Refactoring 2nd Ed - Working through review comments
I’ve spent the last few days (yes, including the weekend) working through review comments on the book. Early in February my editor at Pearson sent out the current state of the book to various people for a technical review. This is a vital part of the process for writing a book, any author will make mistakes, and I make plenty. Reviewers help catch those, and also highlight things that are not clearly explained.
This isn’t the first review for this book material. When I started the book I gathered together a panel of people to do on-going review. Every time I finished a chapter, or a couple of refactorings, I’d send it to them for comments. Their feedback has helped enormously. But at some point I need someone to step back and take a fresh look at the whole book, which is where these recent reviewers have come in. Currently I’m going through comments from four such reviewers: William Chargin, Michael Hunger, Bob Martin, and Bill Wake (who was also part of my on-going review group).
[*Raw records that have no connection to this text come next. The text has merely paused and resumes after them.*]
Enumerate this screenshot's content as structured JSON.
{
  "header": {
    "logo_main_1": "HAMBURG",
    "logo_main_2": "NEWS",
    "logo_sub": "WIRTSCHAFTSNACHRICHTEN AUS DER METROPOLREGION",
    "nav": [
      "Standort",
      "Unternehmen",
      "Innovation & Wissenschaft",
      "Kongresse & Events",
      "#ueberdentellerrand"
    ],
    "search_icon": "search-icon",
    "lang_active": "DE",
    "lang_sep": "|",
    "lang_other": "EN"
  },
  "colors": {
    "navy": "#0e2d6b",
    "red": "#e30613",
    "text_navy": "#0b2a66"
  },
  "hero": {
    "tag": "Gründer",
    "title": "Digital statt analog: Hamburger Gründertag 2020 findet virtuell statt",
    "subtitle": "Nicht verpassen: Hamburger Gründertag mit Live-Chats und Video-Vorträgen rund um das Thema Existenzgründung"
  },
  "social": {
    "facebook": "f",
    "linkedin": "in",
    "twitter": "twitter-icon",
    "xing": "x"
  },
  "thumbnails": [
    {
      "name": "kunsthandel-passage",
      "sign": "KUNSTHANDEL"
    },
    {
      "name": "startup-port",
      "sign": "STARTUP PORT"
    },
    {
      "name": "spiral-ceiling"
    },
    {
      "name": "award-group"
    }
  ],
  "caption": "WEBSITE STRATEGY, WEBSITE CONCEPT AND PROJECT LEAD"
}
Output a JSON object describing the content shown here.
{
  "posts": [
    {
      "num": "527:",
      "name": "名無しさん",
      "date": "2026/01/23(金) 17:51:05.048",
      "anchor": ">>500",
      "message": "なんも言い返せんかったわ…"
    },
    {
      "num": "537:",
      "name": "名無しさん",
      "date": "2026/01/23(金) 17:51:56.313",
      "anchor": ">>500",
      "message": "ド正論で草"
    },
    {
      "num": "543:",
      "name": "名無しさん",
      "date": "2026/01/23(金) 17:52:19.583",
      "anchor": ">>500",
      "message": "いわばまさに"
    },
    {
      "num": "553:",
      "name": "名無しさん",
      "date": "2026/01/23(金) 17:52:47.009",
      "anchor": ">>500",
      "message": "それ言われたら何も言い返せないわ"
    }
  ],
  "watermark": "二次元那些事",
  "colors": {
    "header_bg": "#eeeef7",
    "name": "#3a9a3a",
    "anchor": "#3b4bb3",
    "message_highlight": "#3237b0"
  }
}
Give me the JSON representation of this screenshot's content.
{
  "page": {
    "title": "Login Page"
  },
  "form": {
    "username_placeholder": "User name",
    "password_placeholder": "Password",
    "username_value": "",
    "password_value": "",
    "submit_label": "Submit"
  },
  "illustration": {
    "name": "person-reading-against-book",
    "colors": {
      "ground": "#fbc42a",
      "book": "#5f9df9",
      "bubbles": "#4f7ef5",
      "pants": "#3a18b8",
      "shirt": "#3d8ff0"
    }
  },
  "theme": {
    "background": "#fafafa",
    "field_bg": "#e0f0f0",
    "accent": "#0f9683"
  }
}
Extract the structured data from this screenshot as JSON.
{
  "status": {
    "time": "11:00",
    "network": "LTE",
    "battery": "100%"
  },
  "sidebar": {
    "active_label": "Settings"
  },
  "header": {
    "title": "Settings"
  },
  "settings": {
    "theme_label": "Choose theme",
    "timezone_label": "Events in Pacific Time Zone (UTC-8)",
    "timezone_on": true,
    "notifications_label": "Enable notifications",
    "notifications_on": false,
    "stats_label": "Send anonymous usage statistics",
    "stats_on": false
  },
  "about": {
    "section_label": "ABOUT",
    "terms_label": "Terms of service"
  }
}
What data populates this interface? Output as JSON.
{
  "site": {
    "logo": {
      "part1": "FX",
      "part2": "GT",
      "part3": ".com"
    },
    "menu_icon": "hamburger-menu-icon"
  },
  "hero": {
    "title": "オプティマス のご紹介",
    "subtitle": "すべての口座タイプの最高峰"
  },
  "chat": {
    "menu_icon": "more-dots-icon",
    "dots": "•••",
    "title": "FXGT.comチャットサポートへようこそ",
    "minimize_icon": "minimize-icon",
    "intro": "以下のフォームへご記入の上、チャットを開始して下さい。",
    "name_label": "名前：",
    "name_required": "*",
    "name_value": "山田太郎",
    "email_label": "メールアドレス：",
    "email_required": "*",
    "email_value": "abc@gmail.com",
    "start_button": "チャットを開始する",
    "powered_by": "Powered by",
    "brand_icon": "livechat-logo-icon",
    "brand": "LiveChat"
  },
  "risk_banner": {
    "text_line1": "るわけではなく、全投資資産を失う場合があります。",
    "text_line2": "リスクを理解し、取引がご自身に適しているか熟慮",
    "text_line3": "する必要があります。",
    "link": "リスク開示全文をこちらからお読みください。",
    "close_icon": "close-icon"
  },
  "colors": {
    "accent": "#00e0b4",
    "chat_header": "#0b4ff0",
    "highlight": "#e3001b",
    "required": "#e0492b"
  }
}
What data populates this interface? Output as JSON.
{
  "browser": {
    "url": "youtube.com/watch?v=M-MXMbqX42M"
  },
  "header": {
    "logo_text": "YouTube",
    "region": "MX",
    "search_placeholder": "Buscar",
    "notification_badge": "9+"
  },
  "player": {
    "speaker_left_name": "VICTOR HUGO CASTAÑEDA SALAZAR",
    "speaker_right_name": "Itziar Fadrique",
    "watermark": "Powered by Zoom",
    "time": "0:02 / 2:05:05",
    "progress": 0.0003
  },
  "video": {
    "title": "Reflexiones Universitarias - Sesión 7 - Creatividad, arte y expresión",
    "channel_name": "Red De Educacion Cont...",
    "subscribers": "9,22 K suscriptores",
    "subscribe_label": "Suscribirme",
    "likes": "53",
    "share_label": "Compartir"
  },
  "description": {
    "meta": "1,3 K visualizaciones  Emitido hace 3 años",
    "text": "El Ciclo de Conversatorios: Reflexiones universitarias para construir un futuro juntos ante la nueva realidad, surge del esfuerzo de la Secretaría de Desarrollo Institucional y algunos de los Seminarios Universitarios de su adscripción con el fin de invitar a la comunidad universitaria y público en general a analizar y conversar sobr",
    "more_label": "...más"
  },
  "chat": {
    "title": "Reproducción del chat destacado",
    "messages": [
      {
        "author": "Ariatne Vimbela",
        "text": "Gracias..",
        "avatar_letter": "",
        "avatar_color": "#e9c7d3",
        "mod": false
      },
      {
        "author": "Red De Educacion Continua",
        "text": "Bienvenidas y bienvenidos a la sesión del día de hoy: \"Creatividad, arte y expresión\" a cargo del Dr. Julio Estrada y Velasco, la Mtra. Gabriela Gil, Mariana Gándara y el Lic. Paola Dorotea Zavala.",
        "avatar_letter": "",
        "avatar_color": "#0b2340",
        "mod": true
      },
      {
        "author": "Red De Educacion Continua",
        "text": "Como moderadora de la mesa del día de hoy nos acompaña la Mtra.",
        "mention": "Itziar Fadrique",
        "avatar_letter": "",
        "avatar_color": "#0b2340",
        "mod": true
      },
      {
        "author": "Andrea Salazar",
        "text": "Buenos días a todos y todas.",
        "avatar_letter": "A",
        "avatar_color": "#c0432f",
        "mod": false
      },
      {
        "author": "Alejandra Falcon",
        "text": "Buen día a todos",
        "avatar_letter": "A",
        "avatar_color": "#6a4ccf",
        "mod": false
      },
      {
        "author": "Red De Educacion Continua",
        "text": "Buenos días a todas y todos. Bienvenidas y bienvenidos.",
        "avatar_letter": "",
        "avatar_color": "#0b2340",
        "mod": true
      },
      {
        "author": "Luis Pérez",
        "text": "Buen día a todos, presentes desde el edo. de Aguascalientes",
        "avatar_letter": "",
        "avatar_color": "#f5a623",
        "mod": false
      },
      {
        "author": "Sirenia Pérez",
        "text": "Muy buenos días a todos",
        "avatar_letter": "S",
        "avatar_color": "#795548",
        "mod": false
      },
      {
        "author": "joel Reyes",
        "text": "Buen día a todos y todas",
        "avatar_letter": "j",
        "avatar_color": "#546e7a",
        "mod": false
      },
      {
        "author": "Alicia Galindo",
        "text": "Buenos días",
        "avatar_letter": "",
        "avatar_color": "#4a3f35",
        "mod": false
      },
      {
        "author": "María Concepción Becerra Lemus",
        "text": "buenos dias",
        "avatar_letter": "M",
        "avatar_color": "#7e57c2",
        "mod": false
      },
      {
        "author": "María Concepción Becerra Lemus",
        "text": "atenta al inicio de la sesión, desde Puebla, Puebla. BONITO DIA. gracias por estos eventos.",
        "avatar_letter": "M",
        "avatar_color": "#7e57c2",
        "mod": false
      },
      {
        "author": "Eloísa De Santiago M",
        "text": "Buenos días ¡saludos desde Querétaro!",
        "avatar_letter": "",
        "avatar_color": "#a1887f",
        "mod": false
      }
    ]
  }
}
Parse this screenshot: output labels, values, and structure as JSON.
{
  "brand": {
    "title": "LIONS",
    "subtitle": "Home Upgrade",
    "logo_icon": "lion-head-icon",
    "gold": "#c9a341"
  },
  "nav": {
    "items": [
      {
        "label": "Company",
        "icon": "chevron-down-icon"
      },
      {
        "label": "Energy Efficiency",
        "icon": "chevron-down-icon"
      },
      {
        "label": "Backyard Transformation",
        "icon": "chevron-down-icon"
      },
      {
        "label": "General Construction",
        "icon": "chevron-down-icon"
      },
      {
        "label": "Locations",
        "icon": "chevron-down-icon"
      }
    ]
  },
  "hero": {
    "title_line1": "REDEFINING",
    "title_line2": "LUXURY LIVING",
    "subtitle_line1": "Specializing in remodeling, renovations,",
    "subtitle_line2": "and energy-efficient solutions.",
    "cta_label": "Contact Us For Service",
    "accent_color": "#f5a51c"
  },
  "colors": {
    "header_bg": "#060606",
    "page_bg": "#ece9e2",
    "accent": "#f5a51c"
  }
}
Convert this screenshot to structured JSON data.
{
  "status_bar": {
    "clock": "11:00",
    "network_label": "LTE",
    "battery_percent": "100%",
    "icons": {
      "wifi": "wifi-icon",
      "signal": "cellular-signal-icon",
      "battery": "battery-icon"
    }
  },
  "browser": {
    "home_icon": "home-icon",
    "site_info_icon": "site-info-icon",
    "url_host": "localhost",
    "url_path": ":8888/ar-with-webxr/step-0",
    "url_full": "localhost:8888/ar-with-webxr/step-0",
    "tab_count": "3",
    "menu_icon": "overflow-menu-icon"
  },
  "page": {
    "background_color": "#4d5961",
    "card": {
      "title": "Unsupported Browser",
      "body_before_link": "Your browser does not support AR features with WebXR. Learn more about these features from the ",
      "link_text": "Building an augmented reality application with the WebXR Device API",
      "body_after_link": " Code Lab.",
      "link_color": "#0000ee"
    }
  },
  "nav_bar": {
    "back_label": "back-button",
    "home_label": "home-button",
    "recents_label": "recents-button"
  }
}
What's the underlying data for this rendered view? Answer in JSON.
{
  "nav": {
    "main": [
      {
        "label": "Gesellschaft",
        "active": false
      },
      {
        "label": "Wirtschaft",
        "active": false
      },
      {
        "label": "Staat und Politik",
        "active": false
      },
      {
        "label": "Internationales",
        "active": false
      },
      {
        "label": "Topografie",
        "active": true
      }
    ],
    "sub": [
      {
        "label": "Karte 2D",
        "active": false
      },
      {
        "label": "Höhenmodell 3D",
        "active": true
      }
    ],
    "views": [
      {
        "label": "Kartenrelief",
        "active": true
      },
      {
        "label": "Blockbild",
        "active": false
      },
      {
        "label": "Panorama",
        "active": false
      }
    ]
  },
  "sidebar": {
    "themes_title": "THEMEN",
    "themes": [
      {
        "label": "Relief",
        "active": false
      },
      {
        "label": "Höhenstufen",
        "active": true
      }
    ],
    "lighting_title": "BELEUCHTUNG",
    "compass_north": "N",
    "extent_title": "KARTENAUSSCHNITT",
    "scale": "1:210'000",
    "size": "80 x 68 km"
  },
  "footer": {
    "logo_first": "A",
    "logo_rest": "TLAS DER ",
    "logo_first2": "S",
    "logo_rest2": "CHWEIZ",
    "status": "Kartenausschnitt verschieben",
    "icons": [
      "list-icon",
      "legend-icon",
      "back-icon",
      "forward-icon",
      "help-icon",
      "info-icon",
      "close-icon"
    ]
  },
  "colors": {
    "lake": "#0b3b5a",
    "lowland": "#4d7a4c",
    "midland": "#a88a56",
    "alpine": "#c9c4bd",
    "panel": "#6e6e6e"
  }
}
I like to do this on a chapter by chapter basis, take the first chapter, look at everyone’s comments, and process them all on the chapter. “Processing” means reading each comment, and deciding what to do about it. Each comment is a perspective from the reviewer, some might indicate a suggested change, perhaps an expression that something isn’t clear, perhaps an error in the code. Often I don’t do anything in reaction to the comment, I might disagree with someone’s suggestion, perhaps because I feel it’s out of scope for the book. Michael (who has reviewed previous books for me) feeds me lots of good suggestions for additional material that would take years to follow up on, so I have to let most of those go by. But I don’t mind because sometimes those suggestions are things that really need to be there, and I’m glad I had someone prod me to include them.
Errors are the obvious things to fix, and I’m regularly astonished when reviewers find subtle code errors. I avoid many of those by my automated code import system, but there are holes in the auto-import, and they’ve already saved me some embarrassing mistakes. Michael is particularly good at this, he must have installed several compilers into his wetware, which is one reason why I find him such a good reviewer. William Chargin is challenging him however, so I feel doubly blessed.
Clarifications are often the hardest to figure out. Sometimes a reviewer just says “I don’t understand this”, sometimes it’s more indirect - they suggest something that implies they didn’t understand what I was saying. Dealing with these is hard because I then have to judge whether it’s just a one-off thing, or something deeper. People will always have difficulties with bits of a book, trying to fix every individual difficulty would be cure worse than the disease - the book would have to be much bigger, and the prose would get so stilted that it would be tedious to read. It helps when more than one reviewer has the same difficulty, then I can be confident it’s something I need to fix. An example of this was the way I laid out nested functions in the opening example confused three of the panel, so I knew I had to try a different approach.
I always rather enjoy working through review comments. It’s good to get some feedback on whether what I’m doing is making sense. This stage is particularly good as it forces me to step back too. For nearly two years I’ve been down in the details, cranking chapter by chapter. Now I can look at the material as a whole, yet still dive down to sort out important details.